In an interview after Cantor’s primary defeat, Goldman Sachs CEO Lloyd Blankfein told CNBC that the election result was “stunning” and that “Eric Cantor in my view was a sensible politician who devoted himself to public service.” Another major Wall Street figure who donated to Cantor’s leadership PAC was Ken Moelis, who donated $5,000 to the Every Republican is Crucial PAC in 2013 and 2014 along with a $19,800 donation to the National Republican Congressional Committee $2,600 to Cantor’s campaign in 2014. Moelis said in a statement that “Eric has proven himself to be a pro-business advocate and one who will enhance our boardroom discussions with CEOs and senior management.”
Typically, when elected officials and senior policymakers move into the financial industry, it’s into large banks or private equity firms. The Carlyle Group, based in Washington and co-founded by former Carter administration staffer David Rubenstein, was one of the first to employ high-profile politicians. Former British prime minister John Major was the firm’s Europe chairman from 2001 to 2004, while former Secretary of State and Treasury James Baker served as a senior counselor. The investment firm Cerberus has both Bush-era Treasury Secretary John Snow and Dan Quayle in chairman roles. More recently, former CIA director David Petraeus joined KKR as the head of its internal think tank, the KKR Global Institute. Former Treasury Secretary Tim Geithner is president of the firm Warburg Pincus.
These heavyweights can have relationships with the wealthy individuals and even countries that private equity firms turn to raise money for their buyout funds. Private equity firms, which typically buy out public companies using debt, are also intensely controversial and frequently face criticism and even legislative efforts to curtail them.

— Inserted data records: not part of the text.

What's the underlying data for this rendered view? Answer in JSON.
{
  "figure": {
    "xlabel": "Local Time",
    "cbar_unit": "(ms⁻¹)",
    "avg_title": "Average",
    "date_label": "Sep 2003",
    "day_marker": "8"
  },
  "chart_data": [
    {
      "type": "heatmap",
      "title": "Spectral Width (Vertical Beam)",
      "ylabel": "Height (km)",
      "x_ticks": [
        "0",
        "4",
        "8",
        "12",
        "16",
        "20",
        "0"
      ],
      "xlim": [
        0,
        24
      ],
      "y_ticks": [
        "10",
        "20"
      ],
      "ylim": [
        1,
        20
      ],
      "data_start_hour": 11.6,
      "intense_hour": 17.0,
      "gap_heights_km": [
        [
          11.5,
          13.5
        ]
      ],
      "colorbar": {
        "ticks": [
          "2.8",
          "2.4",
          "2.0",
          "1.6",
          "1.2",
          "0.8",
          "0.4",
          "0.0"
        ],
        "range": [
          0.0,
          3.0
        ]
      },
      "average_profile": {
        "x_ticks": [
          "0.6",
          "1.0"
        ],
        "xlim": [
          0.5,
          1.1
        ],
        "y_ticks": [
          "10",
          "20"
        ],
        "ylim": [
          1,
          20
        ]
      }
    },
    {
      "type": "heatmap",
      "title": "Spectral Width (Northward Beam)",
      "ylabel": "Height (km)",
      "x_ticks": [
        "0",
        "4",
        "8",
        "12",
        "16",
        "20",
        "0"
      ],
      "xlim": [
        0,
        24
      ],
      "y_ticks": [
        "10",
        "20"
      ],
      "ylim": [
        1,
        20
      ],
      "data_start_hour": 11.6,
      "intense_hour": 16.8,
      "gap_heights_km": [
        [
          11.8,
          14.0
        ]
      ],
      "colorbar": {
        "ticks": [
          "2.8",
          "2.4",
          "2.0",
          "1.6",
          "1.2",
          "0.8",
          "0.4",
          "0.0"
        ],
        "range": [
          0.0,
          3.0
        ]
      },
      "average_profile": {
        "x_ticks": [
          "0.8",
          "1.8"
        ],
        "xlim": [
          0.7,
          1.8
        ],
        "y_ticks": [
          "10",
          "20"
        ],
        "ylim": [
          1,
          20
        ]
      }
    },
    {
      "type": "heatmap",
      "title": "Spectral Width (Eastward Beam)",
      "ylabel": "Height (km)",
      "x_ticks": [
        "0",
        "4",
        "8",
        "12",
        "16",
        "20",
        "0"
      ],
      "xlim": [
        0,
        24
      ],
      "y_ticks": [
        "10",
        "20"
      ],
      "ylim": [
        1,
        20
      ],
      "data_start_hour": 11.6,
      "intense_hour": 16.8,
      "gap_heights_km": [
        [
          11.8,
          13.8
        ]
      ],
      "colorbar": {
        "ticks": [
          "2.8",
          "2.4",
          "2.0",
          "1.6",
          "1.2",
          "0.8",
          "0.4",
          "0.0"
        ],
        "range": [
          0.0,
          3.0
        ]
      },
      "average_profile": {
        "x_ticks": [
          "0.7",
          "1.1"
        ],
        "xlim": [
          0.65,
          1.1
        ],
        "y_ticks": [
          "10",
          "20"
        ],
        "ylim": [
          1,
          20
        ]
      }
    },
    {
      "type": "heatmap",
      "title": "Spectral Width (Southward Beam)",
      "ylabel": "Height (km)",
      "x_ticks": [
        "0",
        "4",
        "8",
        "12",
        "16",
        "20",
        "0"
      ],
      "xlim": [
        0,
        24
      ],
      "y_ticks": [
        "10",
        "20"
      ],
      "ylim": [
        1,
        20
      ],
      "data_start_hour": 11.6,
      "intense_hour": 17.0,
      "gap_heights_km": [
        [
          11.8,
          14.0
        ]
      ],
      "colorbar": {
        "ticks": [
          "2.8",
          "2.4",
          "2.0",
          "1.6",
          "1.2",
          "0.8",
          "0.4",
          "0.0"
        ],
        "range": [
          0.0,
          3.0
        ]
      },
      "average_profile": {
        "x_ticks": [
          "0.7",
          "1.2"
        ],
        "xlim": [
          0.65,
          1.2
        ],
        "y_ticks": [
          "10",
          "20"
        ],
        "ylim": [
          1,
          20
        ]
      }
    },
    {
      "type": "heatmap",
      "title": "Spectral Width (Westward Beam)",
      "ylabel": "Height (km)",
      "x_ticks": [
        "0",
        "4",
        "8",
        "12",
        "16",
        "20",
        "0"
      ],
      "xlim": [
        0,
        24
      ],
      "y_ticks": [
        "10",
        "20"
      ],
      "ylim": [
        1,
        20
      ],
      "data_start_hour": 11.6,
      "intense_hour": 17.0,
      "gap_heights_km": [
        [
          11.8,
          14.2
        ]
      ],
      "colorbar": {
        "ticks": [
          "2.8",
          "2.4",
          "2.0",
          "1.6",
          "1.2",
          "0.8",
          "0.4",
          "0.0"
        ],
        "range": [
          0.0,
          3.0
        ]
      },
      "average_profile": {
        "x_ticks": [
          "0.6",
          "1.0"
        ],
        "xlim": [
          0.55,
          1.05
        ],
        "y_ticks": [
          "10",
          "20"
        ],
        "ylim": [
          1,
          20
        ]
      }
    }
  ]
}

Big banks have also long hired high profile government officials. Treasury Secretary Jack Lew was a senior executive at Citigroup from 2006 to 2008, where a former Treasury Secretary, Robert Rubin, was executive chairman. Thomas Nides, now Vice Chairman at Morgan Stanley, was a Deputy Secretary of State for two years after being Chief Operating Officer at the investment bank for five years. The investment bank’s lead independent director, Erskine Bowles, served as Bill Clinton’s chief of staff, and after that worked at the private equity firm Forstmann Little. He is also an advisor at Carousel Capital, the investment firm he co-founded in 1996.
In 2011, Morgan Stanley poached Harold Ford, who served in Congress representing Tennessee from 1996 to 2007, away from Bank of America. Obama’s first head of the Office of Management and Budget, career government-and-think-tank wonk Peter Orszag, joined Citigroup in 2010 as the vice chairman of its investment banking business where he earned some $3.6 million in 2012. President Obama plucked Richard Daley from JPMorgan, where Daley was Midwest Chairman and head of corporate social responsibility, in early 2011 to serve as his chief of staff (Daley had been Commerce Secretary in the Clinton administration).
With speculation that Cantor may one day return to politics, perhaps running for governor in Virginia, a boutique firm may be able to offer to voters what it offers to clients: a lack of conflicts.